The display panel 5 includes a plurality of data lines DL1-DLn, a plurality of scan lines SL1-SLm, and a plurality of sub-pixels 51. The plurality of data lines DL1-DLn connects to the data line driver 3 and receives the plurality of series of voltages and the set of balancing voltages. The plurality of scan lines SL1-SLm connects to the scan line driver 4 and receives the set of active voltages and the cutoff voltage. The plurality of sub-pixels 51 is formed at intersections of the data lines DL1-DLn and the scan lines SL1-SLm. Specifically, each of the sub-pixels 51 connects to a respective one of the data lines DL1-DLn and a respective one of the scan lines SL1-SLm, and the number of the plurality of sub-pixels 51 is m*n. In operation, when the image signal PI sent to the controller 2 is currently during the last frame data period, the plurality of data lines DL1-DLn receives the plurality of series of voltages sequentially, and the plurality of scan lines SL1-SLm receives the set of active voltages, so that each series of voltages corresponding to the data of a respective column of the last frame is installed into the sub-pixels 51 connecting to a respective one of the scan lines SL1-SLm, while said respective one of the scan lines SL1-SLm receives the active voltage and others receive the cutoff voltage. Alternatively, when the image signal PI sent to the controller 2 is currently during the vertical blank interval, the plurality of data lines DL1-DLn receives the set of balancing voltages while all the scan lines SL1-SLm receive the cutoff voltage.

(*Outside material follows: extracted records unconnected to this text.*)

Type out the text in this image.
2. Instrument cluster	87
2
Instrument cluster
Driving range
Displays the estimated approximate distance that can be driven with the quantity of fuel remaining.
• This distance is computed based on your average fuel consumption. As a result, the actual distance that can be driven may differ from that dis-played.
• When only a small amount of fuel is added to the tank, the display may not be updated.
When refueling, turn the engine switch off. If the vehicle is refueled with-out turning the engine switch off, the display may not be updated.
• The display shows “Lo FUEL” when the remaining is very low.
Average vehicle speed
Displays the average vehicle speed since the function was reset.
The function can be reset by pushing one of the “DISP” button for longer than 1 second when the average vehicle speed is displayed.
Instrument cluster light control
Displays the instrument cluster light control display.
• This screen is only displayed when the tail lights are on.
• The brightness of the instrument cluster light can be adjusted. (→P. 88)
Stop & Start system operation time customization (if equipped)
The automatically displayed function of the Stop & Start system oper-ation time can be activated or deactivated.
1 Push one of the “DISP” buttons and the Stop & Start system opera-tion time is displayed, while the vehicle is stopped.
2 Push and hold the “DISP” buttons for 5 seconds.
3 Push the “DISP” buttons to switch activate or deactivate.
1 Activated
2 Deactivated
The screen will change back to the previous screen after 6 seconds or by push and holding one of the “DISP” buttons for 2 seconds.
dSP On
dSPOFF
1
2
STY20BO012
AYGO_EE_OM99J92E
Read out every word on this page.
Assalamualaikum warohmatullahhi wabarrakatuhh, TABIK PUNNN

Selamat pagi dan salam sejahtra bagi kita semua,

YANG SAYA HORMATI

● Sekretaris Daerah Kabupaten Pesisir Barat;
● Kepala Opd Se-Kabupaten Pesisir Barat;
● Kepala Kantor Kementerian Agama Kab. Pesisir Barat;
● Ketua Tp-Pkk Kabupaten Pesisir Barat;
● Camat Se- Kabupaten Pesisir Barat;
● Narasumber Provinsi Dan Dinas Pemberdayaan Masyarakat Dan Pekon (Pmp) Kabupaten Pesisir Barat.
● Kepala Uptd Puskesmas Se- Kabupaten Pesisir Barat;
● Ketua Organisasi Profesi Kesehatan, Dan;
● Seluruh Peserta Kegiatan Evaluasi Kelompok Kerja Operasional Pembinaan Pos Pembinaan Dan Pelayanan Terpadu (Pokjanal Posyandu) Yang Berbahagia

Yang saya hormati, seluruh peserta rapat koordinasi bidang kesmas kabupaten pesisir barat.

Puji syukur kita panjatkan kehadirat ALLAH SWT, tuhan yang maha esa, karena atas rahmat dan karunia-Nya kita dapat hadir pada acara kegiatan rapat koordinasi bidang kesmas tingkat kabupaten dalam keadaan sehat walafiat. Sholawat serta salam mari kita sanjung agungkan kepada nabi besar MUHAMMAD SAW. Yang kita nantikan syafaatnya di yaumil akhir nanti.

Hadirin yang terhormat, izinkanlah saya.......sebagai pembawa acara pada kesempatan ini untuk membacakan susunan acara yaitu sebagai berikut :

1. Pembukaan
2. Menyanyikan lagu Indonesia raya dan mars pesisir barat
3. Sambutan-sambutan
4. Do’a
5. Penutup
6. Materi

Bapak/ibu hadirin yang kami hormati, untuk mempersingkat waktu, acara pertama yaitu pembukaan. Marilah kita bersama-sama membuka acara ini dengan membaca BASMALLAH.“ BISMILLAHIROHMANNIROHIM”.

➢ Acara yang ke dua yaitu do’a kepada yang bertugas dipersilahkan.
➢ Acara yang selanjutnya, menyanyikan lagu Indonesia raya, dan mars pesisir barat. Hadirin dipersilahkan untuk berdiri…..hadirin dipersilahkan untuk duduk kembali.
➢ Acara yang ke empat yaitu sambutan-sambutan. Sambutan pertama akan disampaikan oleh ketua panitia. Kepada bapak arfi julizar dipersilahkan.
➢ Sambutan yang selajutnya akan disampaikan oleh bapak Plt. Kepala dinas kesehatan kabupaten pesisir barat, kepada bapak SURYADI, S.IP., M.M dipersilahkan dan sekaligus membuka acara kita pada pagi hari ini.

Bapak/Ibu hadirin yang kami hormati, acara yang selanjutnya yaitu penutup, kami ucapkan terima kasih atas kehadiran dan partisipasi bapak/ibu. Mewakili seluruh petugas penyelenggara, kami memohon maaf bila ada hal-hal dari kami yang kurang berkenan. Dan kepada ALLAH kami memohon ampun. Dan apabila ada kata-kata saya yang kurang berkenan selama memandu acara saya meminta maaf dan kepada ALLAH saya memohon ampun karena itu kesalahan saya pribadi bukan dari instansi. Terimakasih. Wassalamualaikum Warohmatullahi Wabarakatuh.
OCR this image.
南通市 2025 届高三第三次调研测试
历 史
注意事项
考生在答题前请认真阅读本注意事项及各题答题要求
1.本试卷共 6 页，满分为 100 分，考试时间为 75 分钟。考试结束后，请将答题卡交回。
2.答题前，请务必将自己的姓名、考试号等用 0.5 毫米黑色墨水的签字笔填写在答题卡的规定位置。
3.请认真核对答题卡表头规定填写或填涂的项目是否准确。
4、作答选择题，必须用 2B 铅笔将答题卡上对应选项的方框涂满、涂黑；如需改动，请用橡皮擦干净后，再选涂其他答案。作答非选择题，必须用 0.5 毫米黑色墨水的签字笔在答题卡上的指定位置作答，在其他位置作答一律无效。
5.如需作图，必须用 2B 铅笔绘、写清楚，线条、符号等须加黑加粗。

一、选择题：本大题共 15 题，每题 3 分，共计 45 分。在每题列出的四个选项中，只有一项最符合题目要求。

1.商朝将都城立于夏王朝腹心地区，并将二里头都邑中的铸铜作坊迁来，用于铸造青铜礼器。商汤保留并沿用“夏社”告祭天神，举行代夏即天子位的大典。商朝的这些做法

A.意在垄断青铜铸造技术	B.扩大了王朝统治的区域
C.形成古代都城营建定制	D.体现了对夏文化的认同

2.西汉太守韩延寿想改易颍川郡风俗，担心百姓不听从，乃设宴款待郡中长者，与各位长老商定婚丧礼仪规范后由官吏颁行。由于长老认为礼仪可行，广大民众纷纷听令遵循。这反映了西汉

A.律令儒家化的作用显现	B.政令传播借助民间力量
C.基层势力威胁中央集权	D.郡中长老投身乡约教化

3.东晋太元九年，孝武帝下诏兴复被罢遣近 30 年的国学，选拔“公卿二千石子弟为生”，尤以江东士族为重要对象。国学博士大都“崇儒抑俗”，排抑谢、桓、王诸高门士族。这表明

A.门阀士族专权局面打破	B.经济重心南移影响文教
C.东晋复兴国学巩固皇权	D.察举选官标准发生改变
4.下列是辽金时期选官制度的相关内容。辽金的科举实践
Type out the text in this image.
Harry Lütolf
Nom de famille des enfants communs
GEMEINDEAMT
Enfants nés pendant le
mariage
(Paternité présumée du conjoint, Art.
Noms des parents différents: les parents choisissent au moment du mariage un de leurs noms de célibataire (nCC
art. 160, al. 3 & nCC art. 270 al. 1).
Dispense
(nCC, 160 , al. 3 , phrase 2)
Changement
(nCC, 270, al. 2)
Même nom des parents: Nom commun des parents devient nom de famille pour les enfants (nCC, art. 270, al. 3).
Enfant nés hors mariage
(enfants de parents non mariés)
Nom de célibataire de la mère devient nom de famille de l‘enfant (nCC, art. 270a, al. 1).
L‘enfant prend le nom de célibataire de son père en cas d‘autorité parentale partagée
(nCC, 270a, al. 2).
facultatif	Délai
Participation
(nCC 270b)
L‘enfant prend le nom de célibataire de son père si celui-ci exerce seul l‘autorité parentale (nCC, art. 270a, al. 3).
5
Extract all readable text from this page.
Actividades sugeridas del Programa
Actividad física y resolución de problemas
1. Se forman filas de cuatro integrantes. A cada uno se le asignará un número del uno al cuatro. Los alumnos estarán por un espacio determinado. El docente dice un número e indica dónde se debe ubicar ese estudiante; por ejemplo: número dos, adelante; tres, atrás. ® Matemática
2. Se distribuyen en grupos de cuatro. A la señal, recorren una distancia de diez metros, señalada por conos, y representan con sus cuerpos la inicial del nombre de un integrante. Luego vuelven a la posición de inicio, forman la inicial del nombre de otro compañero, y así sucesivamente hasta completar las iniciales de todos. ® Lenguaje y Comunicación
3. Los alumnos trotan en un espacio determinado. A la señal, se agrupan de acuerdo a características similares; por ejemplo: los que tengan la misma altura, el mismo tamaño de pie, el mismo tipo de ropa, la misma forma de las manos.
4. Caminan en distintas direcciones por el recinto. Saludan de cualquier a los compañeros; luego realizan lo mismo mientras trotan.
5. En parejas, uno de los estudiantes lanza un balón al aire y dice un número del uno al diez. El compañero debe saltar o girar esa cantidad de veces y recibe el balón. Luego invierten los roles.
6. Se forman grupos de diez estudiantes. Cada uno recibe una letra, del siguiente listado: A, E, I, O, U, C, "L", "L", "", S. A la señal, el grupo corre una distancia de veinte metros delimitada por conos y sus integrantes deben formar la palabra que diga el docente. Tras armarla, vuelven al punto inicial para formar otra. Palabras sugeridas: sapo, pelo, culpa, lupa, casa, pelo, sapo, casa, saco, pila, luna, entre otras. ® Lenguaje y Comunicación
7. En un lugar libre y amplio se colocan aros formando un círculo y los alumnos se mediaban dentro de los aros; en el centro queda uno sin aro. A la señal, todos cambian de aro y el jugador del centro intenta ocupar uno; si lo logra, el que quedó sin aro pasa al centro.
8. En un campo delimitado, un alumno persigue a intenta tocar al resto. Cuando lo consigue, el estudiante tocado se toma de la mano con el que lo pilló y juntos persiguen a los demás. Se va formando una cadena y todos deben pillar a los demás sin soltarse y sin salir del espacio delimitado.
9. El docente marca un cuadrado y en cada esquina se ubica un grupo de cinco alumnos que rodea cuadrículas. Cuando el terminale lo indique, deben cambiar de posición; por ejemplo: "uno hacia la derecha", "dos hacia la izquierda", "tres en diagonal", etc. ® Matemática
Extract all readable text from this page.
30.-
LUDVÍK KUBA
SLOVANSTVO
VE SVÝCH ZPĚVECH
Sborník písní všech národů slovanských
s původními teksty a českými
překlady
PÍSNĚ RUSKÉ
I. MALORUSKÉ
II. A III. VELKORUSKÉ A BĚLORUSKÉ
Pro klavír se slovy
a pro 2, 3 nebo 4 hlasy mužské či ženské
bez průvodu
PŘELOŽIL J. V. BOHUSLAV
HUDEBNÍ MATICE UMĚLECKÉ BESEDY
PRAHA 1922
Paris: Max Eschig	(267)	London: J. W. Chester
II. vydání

Specifically, please also refer to FIG. 3 in addition to FIG. 2, which is a flow chart illustrating the driving method for reducing flicker due to refresh rate variation according to an embodiment of the present disclosure. In step S1, the controller 2 determines whether the processor 1 is generating the vertical blank interval next to the last frame data period. In step S2, the controller 2 controls the data line driver 3 to activate each of the data lines DL1-DLn with a respective balancing voltage once the determination result of step SS1 is positive. During the vertical blank interval, as long as the balancing voltages are set to be higher than the low voltage for the display panel 5 to show the black screen and preferably are close to the voltage levels of the CLCs of the sub-pixels 51, the leakage currents occur in the TFTs of the sub-pixels 51 can be dramatically suppressed. Accordingly, with these balancing voltages applied to the data lines DL1-DLn, a change in the time length of the vertical blank interval should largely affect the voltage levels of the CLCs no more, and thus the flicker due to refresh rate variation can be efficiently suppressed.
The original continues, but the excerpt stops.